In the apparatus of FIG. 3, an elastic blade 8 is press-contacted to the sleeve 3 to regulate the thickness of the developer layer to be formed on the sleeve 3. In addition, the developer is rubbed with the sleeve by strong force to increase the amount of charge of the developer. In the other respects, the apparatus is similar to that shown in FIG. 2. The blade 8 is press-contacted to the sleeve 3 by force of 30 g/1 cm in the longitudinal direction of the sleeve. The material of the blade 8 is for example urethane rubber blade having a thickness of 1 mm. Other examples of the blade 8 material are a material having a rubber elasticity such as silicone rubber, a metal such as stainless steel or phosphor bronze and high polymer resin such as polyethylene terephthalate or tetrafluoroethylene resin. The pressure of the pressure contact between the blade 8 and the sleeve 3 is properly selected by one ordinary skilled in the art within the range of 10-100 g/1 cm of a length in the longitudinal direction of the sleeve. Experiments have been carried out with sleeve surfaces treated to different surface roughnesses, and it has been found that good toner layer is formed on the sleeve, and good images can be produced when the roughness Rz (ten point average roughness defined in the Japanese Industrial Standard) is 1-20 microns, further preferably 3-10 microns.

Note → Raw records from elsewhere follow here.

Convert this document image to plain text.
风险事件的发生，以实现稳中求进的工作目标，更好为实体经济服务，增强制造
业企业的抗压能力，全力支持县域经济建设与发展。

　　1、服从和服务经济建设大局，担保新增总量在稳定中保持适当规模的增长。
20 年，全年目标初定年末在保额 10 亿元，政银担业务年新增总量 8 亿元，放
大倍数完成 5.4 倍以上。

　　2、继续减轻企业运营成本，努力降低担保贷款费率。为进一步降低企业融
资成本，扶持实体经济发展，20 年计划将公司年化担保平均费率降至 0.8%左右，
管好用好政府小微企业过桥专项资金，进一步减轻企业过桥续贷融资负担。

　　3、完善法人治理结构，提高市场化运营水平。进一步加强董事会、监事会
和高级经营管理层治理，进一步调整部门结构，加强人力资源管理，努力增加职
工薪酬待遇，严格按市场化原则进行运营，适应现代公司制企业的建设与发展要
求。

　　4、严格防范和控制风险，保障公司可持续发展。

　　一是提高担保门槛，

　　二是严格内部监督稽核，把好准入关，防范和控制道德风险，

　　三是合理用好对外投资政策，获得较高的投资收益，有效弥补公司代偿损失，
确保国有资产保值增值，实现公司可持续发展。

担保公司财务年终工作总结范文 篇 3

In the FIG. 3 apparatus, the free end of the blade 8 is press-contacted to the sleeve 3 at a position downstream of a fixed end where the blade 8 is fixed to the container 5 with respect to the rotational direction of the sleeve. It may be upstream as shown in FIG. 4.
The sleeve 3 is constituted by long carbon fibers having a length not less than 5 cm bound by binding material.
Referring to FIG. 5, there is shown an enlarged perspective view of a part of a surface layer portion of the sleeve used with the apparatus of FIG. 2.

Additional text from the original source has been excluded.